Et à travers mon groupe d’amis, que je me suis fait à Paris, des jeunes qui comme moi veulent devenir écrivains, metteurs en scène, musiciens, je commence à écrire les musiques des petites œuvres à droite et à gauche, j’achète un petit 4 pistes à cassettes, puis un petit 8 pistes à bande. Tout ça en vivant eu septième étage dans ma chambre de bonne avec les toilettes dans l’escalier, mais j’apprends mon métier ce faisant.

À cette époque, je travaille énormément, je fais aussi la fête, et je dors très peu.

Ça a duré plusieurs années comme ça.

 

Qu’est-ce qui t’a vraiment permis de te lancer, au final ?

Un court métrage dont je faisais la musique est primé, vers mes vingt-six ans.

J’écris alors moi-même un court métrage, j’ai l’aide du CNC à l’unanimité, mais le producteur que j’avais fait faillite… Je ne peux donc pas réaliser le film.

Cela me refroidit alors d’écrire pour le cinéma, de vouloir réaliser.

Un autre court métrage suit, puis un autre et un jour je fais écouter mes musiques dans le cadre d’une soirée.
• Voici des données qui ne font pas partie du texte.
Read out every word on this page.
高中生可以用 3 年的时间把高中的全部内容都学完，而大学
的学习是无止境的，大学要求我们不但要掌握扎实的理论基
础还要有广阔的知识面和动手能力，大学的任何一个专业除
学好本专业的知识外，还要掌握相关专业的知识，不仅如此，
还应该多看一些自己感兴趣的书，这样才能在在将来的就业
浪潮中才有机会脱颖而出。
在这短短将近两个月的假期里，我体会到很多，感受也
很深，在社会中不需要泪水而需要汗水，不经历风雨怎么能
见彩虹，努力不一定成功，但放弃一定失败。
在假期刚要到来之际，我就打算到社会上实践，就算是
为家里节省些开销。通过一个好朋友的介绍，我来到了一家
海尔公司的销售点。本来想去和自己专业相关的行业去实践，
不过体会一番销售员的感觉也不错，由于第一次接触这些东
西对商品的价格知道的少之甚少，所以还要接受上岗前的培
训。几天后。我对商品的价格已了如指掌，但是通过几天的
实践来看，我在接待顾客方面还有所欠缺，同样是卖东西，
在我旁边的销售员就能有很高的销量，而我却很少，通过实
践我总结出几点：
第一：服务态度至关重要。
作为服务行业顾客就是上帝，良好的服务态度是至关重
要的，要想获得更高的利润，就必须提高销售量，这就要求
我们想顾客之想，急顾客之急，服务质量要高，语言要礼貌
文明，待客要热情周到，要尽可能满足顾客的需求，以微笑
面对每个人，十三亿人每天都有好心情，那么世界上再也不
Je rencontre un « papa de cinéma », Joël Santoni, qui écoute et me dit qu’il trouve cela très bien.

Quelques mois après il m’appelle, et il demande à me voir. Il me convoque.

C’était dans un cinéma, et on m’indique qu’une projection a lieu. Je vois Joël Santoni au premier rang avec d’autres personnes. C’était une projection sur Gaudi pour l’Unesco.

Le film s’arrête. Puis Joël annonce à ces personnes, Jean-Claude Carrière, et Jean-Louis Buñuel,  que j’allais devenir le compositeur de la musique de ce film…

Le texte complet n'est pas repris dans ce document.